Lot 199

High Speed: Paul Newman's Racing Legacy

1998 Volvo V90 "Volvette"


$57,200 USD | Sold

United States | Milford, Connecticut



Chassis No.
US Title
  • One-off V90 wagon built in 2007 by Paul Newman’s race team as a gift to the actor turned racer
  • Powered by a 6.0-liter Chevrolet LS2 V-8 crate engine; four-speed automatic transmission
  • Accompanied by original Volvo engine, transmission, and manuals

Of the many pursuits actor turned racer Paul Newman was known for, his penchant for Volvo station wagons modified with muscle-car powertrains was one of the most unique. His first wonder-wagon was reportedly a 1988 Volvo 740 powered by a 3.8-liter turbocharged V-6 from a Buick Grand National. Then came the infamous Volvo 960 with a supercharged 5.0-liter Mustang V-8. Newman famously convinced friend David Letterman to also buy one, as the talk show host recounted in a 1995 interview with fellow host John Stewart. “Paul Newman calls up and he says, ‘Dave, I’m thinking about getting me a Volvo station wagon and I’m going to stuff a Ford 302 V-8 engine into it,’” Letterman said. “‘This engine is about the size of a small piano, so we’re going to have to push back the firewall. Do you want one?’” Quipping that Volvo station wagons were “just as ugly as homemade shoes,” Letterman nevertheless ordered one and went on to rave about it. With upwards of 400 horsepower or more on tap, one such modified Volvo 960 tested by Car and Driver was as fast as a mid-’90s Mustang Cobra.

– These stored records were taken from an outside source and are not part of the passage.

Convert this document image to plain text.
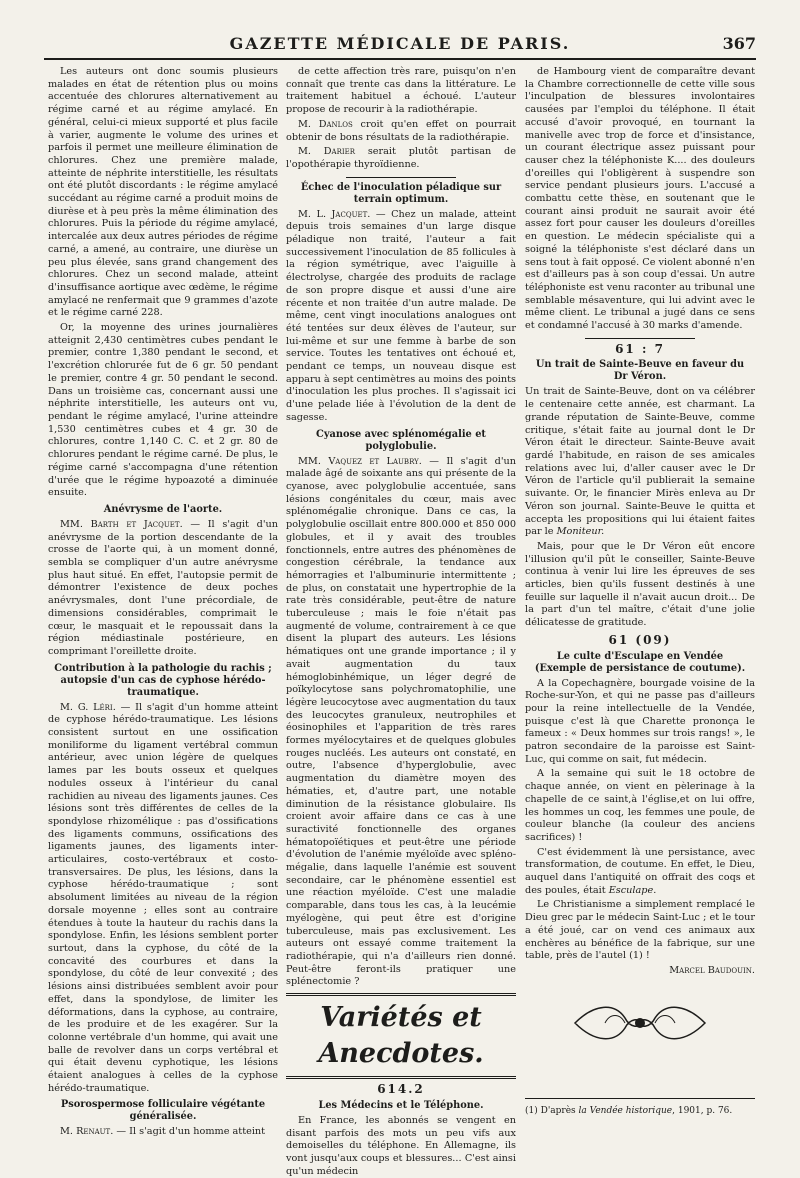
GAZETTE MÉDICALE DE PARIS.	367

Les auteurs ont donc soumis plusieurs malades en état de rétention plus ou moins accentuée des chlorures alternativement au régime carné et au régime amylacé. En général, celui-ci mieux supporté et plus facile à varier, augmente le volume des urines et parfois il permet une meilleure élimination de chlorures. Chez une première malade, atteinte de néphrite interstitielle, les résultats ont été plutôt discordants : le régime amylacé succédant au régime carné a produit moins de diurèse et à peu près la même élimination des chlorures. Puis la période du régime amylacé, intercalée aux deux autres périodes de régime carné, a amené, au contraire, une diurèse un peu plus élevée, sans grand changement des chlorures. Chez un second malade, atteint d'insuffisance aortique avec œdème, le régime amylacé ne renfermait que 9 grammes d'azote et le régime carné 228.

Or, la moyenne des urines journalières atteignit 2,430 centimètres cubes pendant le premier, contre 1,380 pendant le second, et l'excrétion chlorurée fut de 6 gr. 50 pendant le premier, contre 4 gr. 50 pendant le second. Dans un troisième cas, concernant aussi une néphrite interstitielle, les auteurs ont vu, pendant le régime amylacé, l'urine atteindre 1,530 centimètres cubes et 4 gr. 30 de chlorures, contre 1,140 C. C. et 2 gr. 80 de chlorures pendant le régime carné. De plus, le régime carné s'accompagna d'une rétention d'urée que le régime hypoazoté a diminuée ensuite.

Anévrysme de l'aorte.

MM. Barth et Jacquet. — Il s'agit d'un anévrysme de la portion descendante de la crosse de l'aorte qui, à un moment donné, sembla se compliquer d'un autre anévrysme plus haut situé. En effet, l'autopsie permit de démontrer l'existence de deux poches anévrysmales, dont l'une précordiale, de dimensions considérables, comprimait le cœur, le masquait et le repoussait dans la région médiastinale postérieure, en comprimant l'oreillette droite.

Contribution à la pathologie du rachis ; autopsie d'un cas de cyphose hérédo-traumatique.

M. G. Léri. — Il s'agit d'un homme atteint de cyphose hérédo-traumatique. Les lésions consistent surtout en une ossification moniliforme du ligament vertébral commun antérieur, avec union légère de quelques lames par les bouts osseux et quelques nodules osseux à l'intérieur du canal rachidien au niveau des ligaments jaunes. Ces lésions sont très différentes de celles de la spondylose rhizomélique : pas d'ossifications des ligaments communs, ossifications des ligaments jaunes, des ligaments inter-articulaires, costo-vertébraux et costo-transversaires. De plus, les lésions, dans la cyphose hérédo-traumatique ; sont absolument limitées au niveau de la région dorsale moyenne ; elles sont au contraire étendues à toute la hauteur du rachis dans la spondylose. Enfin, les lésions semblent porter surtout, dans la cyphose, du côté de la concavité des courbures et dans la spondylose, du côté de leur convexité ; des lésions ainsi distribuées semblent avoir pour effet, dans la spondylose, de limiter les déformations, dans la cyphose, au contraire, de les produire et de les exagérer. Sur la colonne vertébrale d'un homme, qui avait une balle de revolver dans un corps vertébral et qui était devenu cyphotique, les lésions étaient analogues à celles de la cyphose hérédo-traumatique.

Psorospermose folliculaire végétante généralisée.

M. Renaut. — Il s'agit d'un homme atteint

de cette affection très rare, puisqu'on n'en connaît que trente cas dans la littérature. Le traitement habituel a échoué. L'auteur propose de recourir à la radiothérapie.

M. Danlos croit qu'en effet on pourrait obtenir de bons résultats de la radiothérapie.

M. Darier serait plutôt partisan de l'opothérapie thyroïdienne.

Échec de l'inoculation péladique sur terrain optimum.

M. L. Jacquet. — Chez un malade, atteint depuis trois semaines d'un large disque péladique non traité, l'auteur a fait successivement l'inoculation de 85 follicules à la région symétrique, avec l'aiguille à électrolyse, chargée des produits de raclage de son propre disque et aussi d'une aire récente et non traitée d'un autre malade. De même, cent vingt inoculations analogues ont été tentées sur deux élèves de l'auteur, sur lui-même et sur une femme à barbe de son service. Toutes les tentatives ont échoué et, pendant ce temps, un nouveau disque est apparu à sept centimètres au moins des points d'inoculation les plus proches. Il s'agissait ici d'une pelade liée à l'évolution de la dent de sagesse.

Cyanose avec splénomégalie et polyglobulie.

MM. Vaquez et Laubry. — Il s'agit d'un malade âgé de soixante ans qui présente de la cyanose, avec polyglobulie accentuée, sans lésions congénitales du cœur, mais avec splénomégalie chronique. Dans ce cas, la polyglobulie oscillait entre 800.000 et 850 000 globules, et il y avait des troubles fonctionnels, entre autres des phénomènes de congestion cérébrale, la tendance aux hémorragies et l'albuminurie intermittente ; de plus, on constatait une hypertrophie de la rate très considérable, peut-être de nature tuberculeuse ; mais le foie n'était pas augmenté de volume, contrairement à ce que disent la plupart des auteurs. Les lésions hématiques ont une grande importance ; il y avait augmentation du taux hémoglobinhémique, un léger degré de poïkylocytose sans polychromatophilie, une légère leucocytose avec augmentation du taux des leucocytes granuleux, neutrophiles et éosinophiles et l'apparition de très rares formes myélocytaires et de quelques globules rouges nucléés. Les auteurs ont constaté, en outre, l'absence d'hyperglobulie, avec augmentation du diamètre moyen des hématies, et, d'autre part, une notable diminution de la résistance globulaire. Ils croient avoir affaire dans ce cas à une suractivité fonctionnelle des organes hématopoïétiques et peut-être une période d'évolution de l'anémie myéloïde avec spléno-mégalie, dans laquelle l'anémie est souvent secondaire, car le phénomène essentiel est une réaction myéloïde. C'est une maladie comparable, dans tous les cas, à la leucémie myélogène, qui peut être est d'origine tuberculeuse, mais pas exclusivement. Les auteurs ont essayé comme traitement la radiothérapie, qui n'a d'ailleurs rien donné. Peut-être feront-ils pratiquer une splénectomie ?

Variétés et Anecdotes.
614.2
Les Médecins et le Téléphone.

En France, les abonnés se vengent en disant parfois des mots un peu vifs aux demoiselles du téléphone. En Allemagne, ils vont jusqu'aux coups et blessures... C'est ainsi qu'un médecin

de Hambourg vient de comparaître devant la Chambre correctionnelle de cette ville sous l'inculpation de blessures involontaires causées par l'emploi du téléphone. Il était accusé d'avoir provoqué, en tournant la manivelle avec trop de force et d'insistance, un courant électrique assez puissant pour causer chez la téléphoniste K.... des douleurs d'oreilles qui l'obligèrent à suspendre son service pendant plusieurs jours. L'accusé a combattu cette thèse, en soutenant que le courant ainsi produit ne saurait avoir été assez fort pour causer les douleurs d'oreilles en question. Le médecin spécialiste qui a soigné la téléphoniste s'est déclaré dans un sens tout à fait opposé. Ce violent abonné n'en est d'ailleurs pas à son coup d'essai. Un autre téléphoniste est venu raconter au tribunal une semblable mésaventure, qui lui advint avec le même client. Le tribunal a jugé dans ce sens et condamné l'accusé à 30 marks d'amende.

61 : 7
Un trait de Sainte-Beuve en faveur du Dr Véron.

Un trait de Sainte-Beuve, dont on va célébrer le centenaire cette année, est charmant. La grande réputation de Sainte-Beuve, comme critique, s'était faite au journal dont le Dr Véron était le directeur. Sainte-Beuve avait gardé l'habitude, en raison de ses amicales relations avec lui, d'aller causer avec le Dr Véron de l'article qu'il publierait la semaine suivante. Or, le financier Mirès enleva au Dr Véron son journal. Sainte-Beuve le quitta et accepta les propositions qui lui étaient faites par le

Moniteur.

Mais, pour que le Dr Véron eût encore l'illusion qu'il pût le conseiller, Sainte-Beuve continua à venir lui lire les épreuves de ses articles, bien qu'ils fussent destinés à une feuille sur laquelle il n'avait aucun droit... De la part d'un tel maître, c'était d'une jolie délicatesse de gratitude.

61 (09)
Le culte d'Esculape en Vendée (Exemple de persistance de coutume).

A la Copechagnère, bourgade voisine de la Roche-sur-Yon, et qui ne passe pas d'ailleurs pour la reine intellectuelle de la Vendée, puisque c'est là que Charette prononça le fameux : « Deux hommes sur trois rangs! », le patron secondaire de la paroisse est Saint-Luc, qui comme on sait, fut médecin.

A la semaine qui suit le 18 octobre de chaque année, on vient en pèlerinage à la chapelle de ce saint,à l'église,et on lui offre, les hommes un coq, les femmes une poule, de couleur blanche (la couleur des anciens sacrifices) !

C'est évidemment là une persistance, avec transformation, de coutume. En effet, le Dieu, auquel dans l'antiquité on offrait des coqs et des poules, était Esculape.

Le Christianisme a simplement remplacé le Dieu grec par le médecin Saint-Luc ; et le tour a été joué, car on vend ces animaux aux enchères au bénéfice de la fabrique, sur une table, près de l'autel (1) !

Marcel Baudouin.
(1) D'après la Vendée historique, 1901, p. 76.
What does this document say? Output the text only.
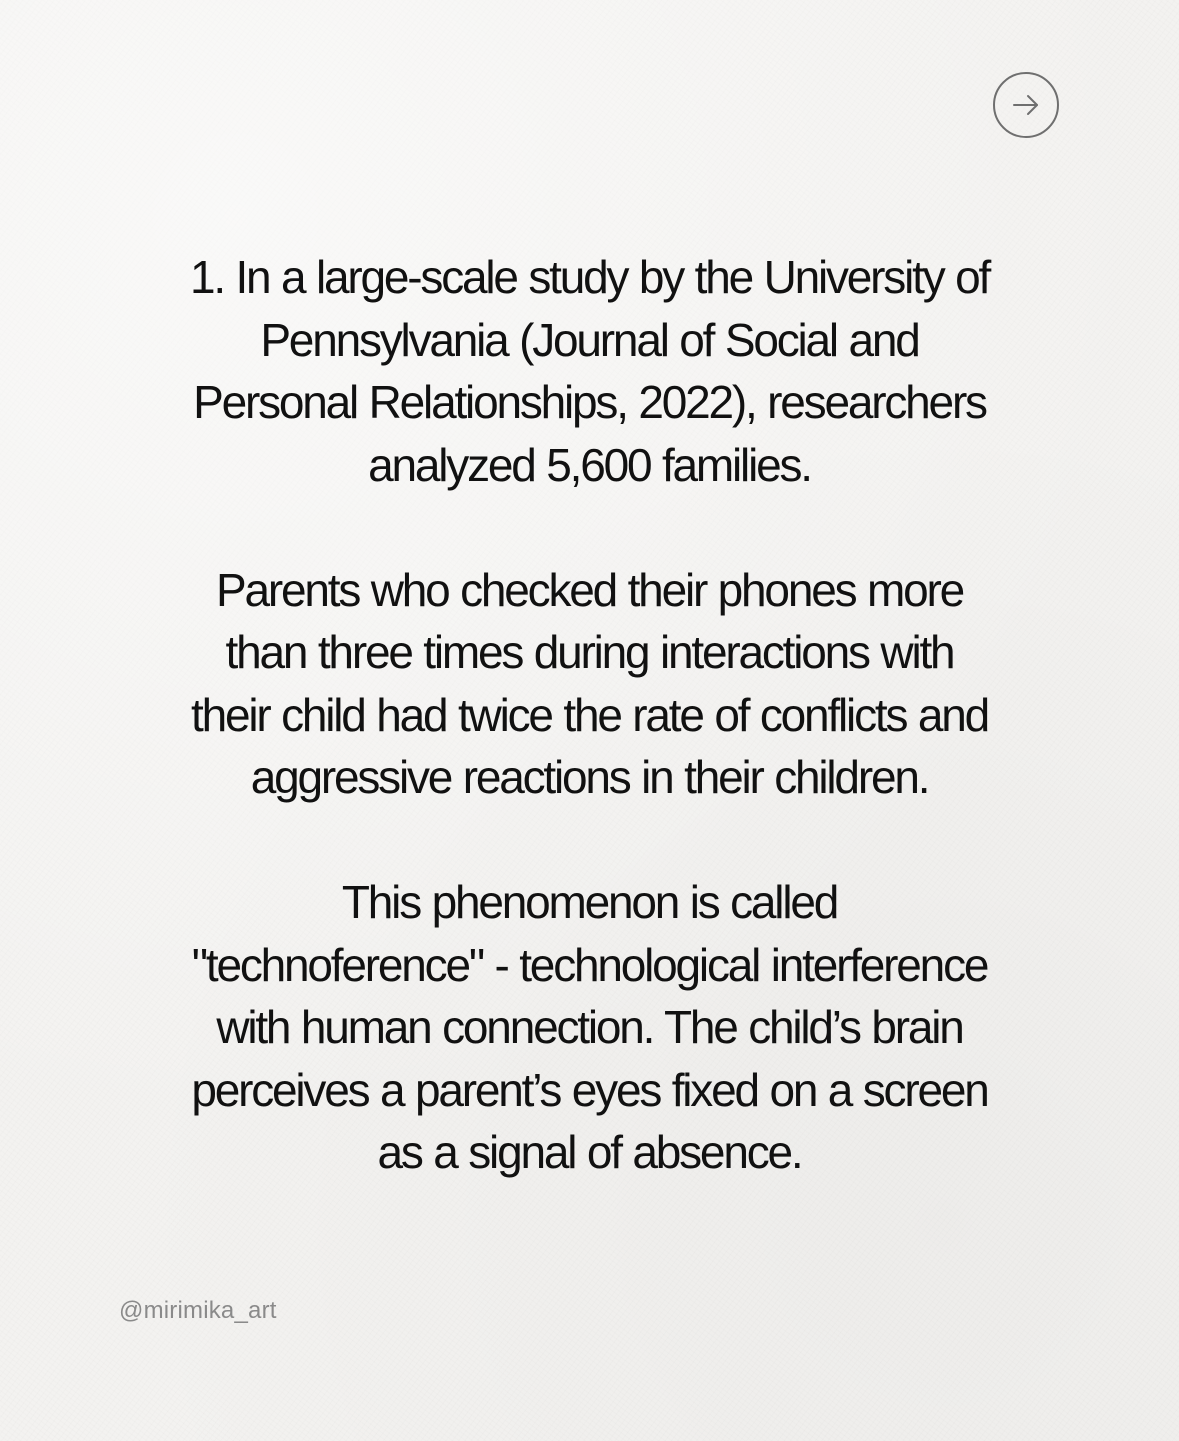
1. In a large-scale study by the University of
Pennsylvania (Journal of Social and
Personal Relationships, 2022), researchers
analyzed 5,600 families.

Parents who checked their phones more
than three times during interactions with
their child had twice the rate of conflicts and
aggressive reactions in their children.

This phenomenon is called
"technoference" - technological interference
with human connection. The child’s brain
perceives a parent’s eyes fixed on a screen
as a signal of absence.

@mirimika_art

Newman’s third and final hot-rodded Volvo is offered here. Unlike the other two, it was not his idea to build it, but rather was conceived and constructed by his race team as a surprise gift in 2007. Shoehorned under the hood is a Chevrolet LS2 V-8 crate engine—the same 6.0-liter found in a C6 Corvette—mated to a General Motors four-speed automatic transmission. The V90’s rear-wheel-drive layout meant that, besides shortening the stock driveshaft and tweaking the linkage for the shift lever to line up properly in the center console, no further fabrication or major modifications were required. The wiring was professionally reworked by an electrical expert. The rear suspension remained stock, while the front end was reportedly modified with components from a Porsche 911. The exterior was kept unchanged, as Newman was known to prefer a stock look with his Swedish station wagons. Unfortunately, he passed not long after the car was completed and so was not able to fully enjoy its fearsome performance. This “Volvette,” replete with custom “V06” rear badge, is now offered with its original inline-six engine, transmission, and factory manuals.